“Oh, she slapped me, told me I was nothing but an ugly, red-headed little object of charity, and not to go imagining any more nonsense.”
Mrs. Malloy bit her lip to keep back the disparaging words which longed for utterance. Instead, she stroked the hand she held, and Meg continued:
“Since then I have played my little games by myself. Sometimes I go up to the attic, where I have a trunk containing mother’s things. I put on her dress and apron, and take a piece of crochet work in my hands,—the one she was making when she was taken sick,—and then I pretend that I am she, and that I am there, too,—you understand?”
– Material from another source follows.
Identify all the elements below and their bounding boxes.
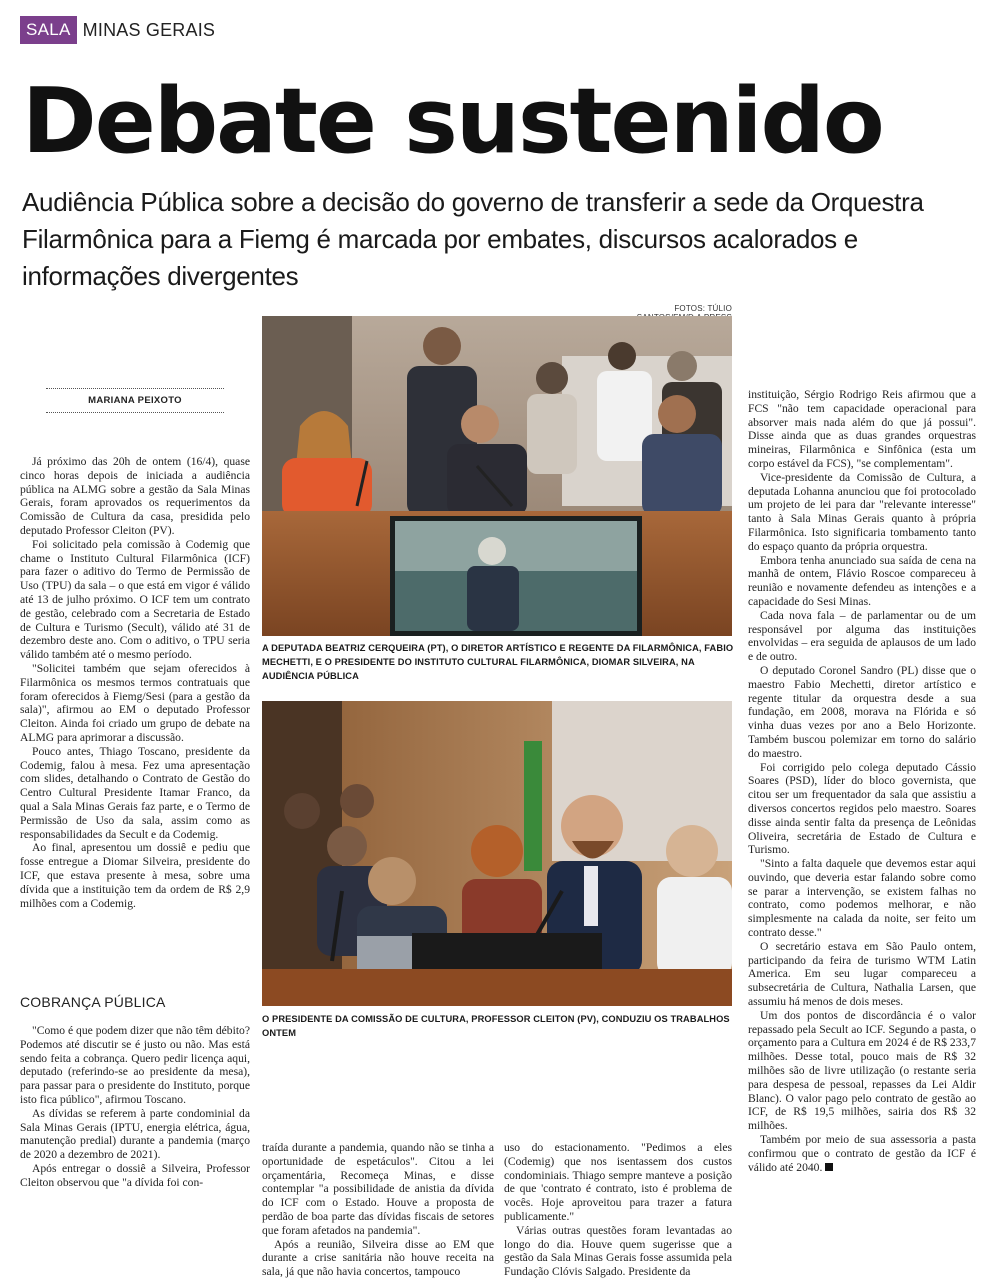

Mrs. Malloy nodded. “And then I talk as I know she would talk to me if she were here. I give myself lectures for my frivolity, and good advice,—and,—and,—oh, I say the tender little things that I know she would say, and that no one ever does——” She stopped, and began to sob quietly.
Mrs. Malloy drew her up beside her, so that the little red head rested on her shoulder. There were unshed tears in her eyes, which had looked out bravely and hopefully upon a world that had little enough to offer her, and she felt, in this moment, that a very strong bond was between this girl, almost a stranger, and herself.
[CHAPTER IV.]
“Ope the sacred source of sympathetic tears.”
Meg was leaning back in delicious idleness on the cool, shaded porch of her aunt’s house, with her hands loosely clasped above her head, and her eyes dreamily fixed on the treetops.
Robert Malloy was reading aloud from a book of verse. His voice, rising and falling musically, harmonized with the summer sounds, the hum of the insects, and chirping of the birds that came fearlessly close, to bathe in the whirling spray of the garden hose.
After he had read a while he closed the book, and said, “Tell me a story.”